Ofcouse, for mathematicians it is nice to see the performance of a model expressed as a number. However, it is much more intuitive to visualize the model.

**Exercise:** Add the Random Forrest predictions to the plot.

In [None]:
# Set the figure size
fig, ax = plt.subplots(figsize=[16,6])

# Plot the original data
plt.plot(y_test.values, 'k', label='Original data')

# Plot the linear regression predictions
plt.plot(linear_regression_predictions, label='Linear Regression')
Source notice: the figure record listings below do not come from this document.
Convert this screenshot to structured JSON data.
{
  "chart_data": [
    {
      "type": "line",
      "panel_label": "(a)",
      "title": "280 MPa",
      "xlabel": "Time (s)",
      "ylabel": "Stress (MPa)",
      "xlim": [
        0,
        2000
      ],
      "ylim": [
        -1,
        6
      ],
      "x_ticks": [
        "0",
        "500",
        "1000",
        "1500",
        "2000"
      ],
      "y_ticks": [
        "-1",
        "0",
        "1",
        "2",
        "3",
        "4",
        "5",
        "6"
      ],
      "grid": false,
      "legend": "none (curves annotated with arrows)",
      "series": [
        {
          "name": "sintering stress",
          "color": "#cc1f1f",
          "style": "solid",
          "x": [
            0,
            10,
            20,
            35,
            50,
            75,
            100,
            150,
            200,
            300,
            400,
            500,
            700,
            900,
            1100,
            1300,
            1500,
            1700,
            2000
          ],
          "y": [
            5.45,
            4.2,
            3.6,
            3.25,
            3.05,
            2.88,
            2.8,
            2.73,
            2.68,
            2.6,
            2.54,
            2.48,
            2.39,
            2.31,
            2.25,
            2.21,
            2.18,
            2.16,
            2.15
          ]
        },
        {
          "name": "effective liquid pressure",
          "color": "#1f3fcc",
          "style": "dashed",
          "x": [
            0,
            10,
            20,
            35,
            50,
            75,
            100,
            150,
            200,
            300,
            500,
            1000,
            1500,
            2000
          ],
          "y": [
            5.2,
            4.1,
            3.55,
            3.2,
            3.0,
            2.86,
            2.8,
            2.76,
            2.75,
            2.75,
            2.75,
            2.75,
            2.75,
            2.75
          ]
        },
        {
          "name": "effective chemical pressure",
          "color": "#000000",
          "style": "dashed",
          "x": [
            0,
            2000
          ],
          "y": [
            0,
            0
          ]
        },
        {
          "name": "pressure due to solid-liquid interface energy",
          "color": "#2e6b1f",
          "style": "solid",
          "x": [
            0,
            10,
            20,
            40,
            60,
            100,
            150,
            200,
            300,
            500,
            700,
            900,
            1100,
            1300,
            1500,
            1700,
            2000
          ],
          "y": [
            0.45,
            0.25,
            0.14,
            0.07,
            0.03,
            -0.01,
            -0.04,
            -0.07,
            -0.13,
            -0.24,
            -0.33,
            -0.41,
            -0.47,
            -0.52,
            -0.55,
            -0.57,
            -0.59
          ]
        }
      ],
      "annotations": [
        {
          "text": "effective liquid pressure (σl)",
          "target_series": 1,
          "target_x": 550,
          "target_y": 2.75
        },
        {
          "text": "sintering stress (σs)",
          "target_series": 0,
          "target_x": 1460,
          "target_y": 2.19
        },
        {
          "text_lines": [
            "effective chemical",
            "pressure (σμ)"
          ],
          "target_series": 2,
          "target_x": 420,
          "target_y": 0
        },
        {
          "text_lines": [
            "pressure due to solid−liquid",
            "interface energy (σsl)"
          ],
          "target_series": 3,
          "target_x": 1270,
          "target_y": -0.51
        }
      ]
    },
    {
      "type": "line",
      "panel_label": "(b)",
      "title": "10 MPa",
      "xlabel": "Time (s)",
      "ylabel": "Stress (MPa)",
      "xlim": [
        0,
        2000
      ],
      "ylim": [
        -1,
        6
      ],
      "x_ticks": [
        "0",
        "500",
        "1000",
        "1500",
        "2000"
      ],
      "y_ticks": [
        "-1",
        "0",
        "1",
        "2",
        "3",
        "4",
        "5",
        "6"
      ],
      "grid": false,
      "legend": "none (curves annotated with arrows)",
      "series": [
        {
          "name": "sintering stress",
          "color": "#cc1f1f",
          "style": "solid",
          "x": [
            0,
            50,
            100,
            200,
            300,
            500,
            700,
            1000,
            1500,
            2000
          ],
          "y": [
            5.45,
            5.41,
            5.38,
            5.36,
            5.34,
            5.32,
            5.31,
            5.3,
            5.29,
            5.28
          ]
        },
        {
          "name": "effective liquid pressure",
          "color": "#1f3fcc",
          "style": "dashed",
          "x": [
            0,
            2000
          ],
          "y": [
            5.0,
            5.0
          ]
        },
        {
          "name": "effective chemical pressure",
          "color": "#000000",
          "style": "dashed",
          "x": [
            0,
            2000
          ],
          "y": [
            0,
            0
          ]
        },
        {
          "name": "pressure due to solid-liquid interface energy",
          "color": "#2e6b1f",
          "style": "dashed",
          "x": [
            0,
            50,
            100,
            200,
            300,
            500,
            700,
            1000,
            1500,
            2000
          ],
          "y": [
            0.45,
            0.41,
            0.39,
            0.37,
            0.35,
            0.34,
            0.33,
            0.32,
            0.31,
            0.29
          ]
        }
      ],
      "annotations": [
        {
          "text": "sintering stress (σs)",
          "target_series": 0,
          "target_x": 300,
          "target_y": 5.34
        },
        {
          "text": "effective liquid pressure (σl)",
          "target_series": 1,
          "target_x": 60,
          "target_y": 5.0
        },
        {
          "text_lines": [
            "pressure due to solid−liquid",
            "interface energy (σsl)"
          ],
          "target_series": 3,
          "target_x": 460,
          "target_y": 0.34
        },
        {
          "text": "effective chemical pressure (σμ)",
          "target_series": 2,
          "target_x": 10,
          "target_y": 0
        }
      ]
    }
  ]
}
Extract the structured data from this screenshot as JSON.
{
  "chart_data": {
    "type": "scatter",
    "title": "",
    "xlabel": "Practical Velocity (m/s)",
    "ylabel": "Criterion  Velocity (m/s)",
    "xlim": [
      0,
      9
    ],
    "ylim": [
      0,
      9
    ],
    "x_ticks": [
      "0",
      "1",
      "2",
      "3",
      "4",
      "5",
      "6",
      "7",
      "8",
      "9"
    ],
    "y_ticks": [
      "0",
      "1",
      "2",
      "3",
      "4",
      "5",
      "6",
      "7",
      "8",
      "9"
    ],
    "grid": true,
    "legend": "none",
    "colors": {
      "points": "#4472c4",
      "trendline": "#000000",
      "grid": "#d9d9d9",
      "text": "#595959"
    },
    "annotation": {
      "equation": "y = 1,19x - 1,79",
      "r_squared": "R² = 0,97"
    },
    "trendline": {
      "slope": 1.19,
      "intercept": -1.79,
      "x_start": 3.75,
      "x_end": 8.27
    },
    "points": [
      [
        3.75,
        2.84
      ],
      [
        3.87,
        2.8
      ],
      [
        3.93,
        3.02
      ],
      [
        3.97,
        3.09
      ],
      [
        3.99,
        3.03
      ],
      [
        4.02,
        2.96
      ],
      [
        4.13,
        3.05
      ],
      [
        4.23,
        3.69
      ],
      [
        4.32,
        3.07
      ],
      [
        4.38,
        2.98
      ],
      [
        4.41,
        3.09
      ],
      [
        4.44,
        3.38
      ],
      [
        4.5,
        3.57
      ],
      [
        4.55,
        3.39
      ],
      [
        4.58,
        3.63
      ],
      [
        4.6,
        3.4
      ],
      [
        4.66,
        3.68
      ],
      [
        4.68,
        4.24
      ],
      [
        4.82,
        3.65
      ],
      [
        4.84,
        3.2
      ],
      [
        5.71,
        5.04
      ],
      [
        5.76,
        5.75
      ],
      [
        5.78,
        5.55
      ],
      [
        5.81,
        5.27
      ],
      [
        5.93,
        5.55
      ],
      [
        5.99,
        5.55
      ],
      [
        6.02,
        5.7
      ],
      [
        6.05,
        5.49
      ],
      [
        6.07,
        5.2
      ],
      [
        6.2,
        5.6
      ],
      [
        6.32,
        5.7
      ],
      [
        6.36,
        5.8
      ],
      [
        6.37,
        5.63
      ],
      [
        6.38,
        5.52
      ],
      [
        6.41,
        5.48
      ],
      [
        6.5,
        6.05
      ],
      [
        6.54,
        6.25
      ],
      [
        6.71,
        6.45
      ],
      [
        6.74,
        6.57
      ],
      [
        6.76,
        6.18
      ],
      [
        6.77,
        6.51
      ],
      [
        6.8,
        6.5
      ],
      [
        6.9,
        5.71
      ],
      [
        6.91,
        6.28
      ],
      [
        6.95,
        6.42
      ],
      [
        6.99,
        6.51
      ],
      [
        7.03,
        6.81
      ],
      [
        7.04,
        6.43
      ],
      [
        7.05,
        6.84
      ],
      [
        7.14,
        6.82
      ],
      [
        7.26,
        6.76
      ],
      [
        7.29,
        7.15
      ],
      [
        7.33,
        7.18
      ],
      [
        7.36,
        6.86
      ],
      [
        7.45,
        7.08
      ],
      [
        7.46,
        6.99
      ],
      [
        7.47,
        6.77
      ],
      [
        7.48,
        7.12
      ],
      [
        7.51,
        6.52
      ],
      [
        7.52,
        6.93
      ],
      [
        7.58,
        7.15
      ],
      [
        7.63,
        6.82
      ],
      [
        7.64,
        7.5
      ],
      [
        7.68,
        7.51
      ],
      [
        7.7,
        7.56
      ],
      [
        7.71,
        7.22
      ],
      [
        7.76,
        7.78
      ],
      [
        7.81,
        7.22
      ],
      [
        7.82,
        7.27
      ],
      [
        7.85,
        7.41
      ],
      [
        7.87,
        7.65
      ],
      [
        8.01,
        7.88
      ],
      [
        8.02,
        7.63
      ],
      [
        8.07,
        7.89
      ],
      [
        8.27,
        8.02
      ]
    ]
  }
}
# Plot the random forrest predictions
plt.plot(___)

# Show a legend in the plot
plt.legend()
plt.show()

### 6. Hyperparameter tuning

In this course, we trained a Linear regression and Random Forrest model. All machine learning models have a lot of settings (called hyperparameters) that can be changed, in order to improve the performance. Since this is a quite advanced topic, we chose not to include this topic in the course. However, there is plenty of documentation online that nicely describe the concept of hyperparameter tuning. The interested reader is referred to external sources such as:

[Hyperparameter explanation](https://en.wikipedia.org/wiki/Hyperparameter_(machine_learning)) <br>
[Hyperparameter optimization](https://medium.com/criteo-labs/hyper-parameter-optimization-algorithms-2fe447525903)

**Challenge:** Change the hyperparameters of the Random Forrest model (and retrain the model) such that the performance of the MSE metric improves.

In [None]:
# Create an estimator
random_forrest_estimator = RandomForestRegressor(...)

# Fit the estimator to create a model
random_forrest_model = ...

### 7. Prediction

Now that we have a trained model, we have a mapping between our features and the target (house price). Once a new house comes on the marget now, we do not need any external information to determine the price. We can simply determine the features (number of rooms/total area/...) and predict the price using our model.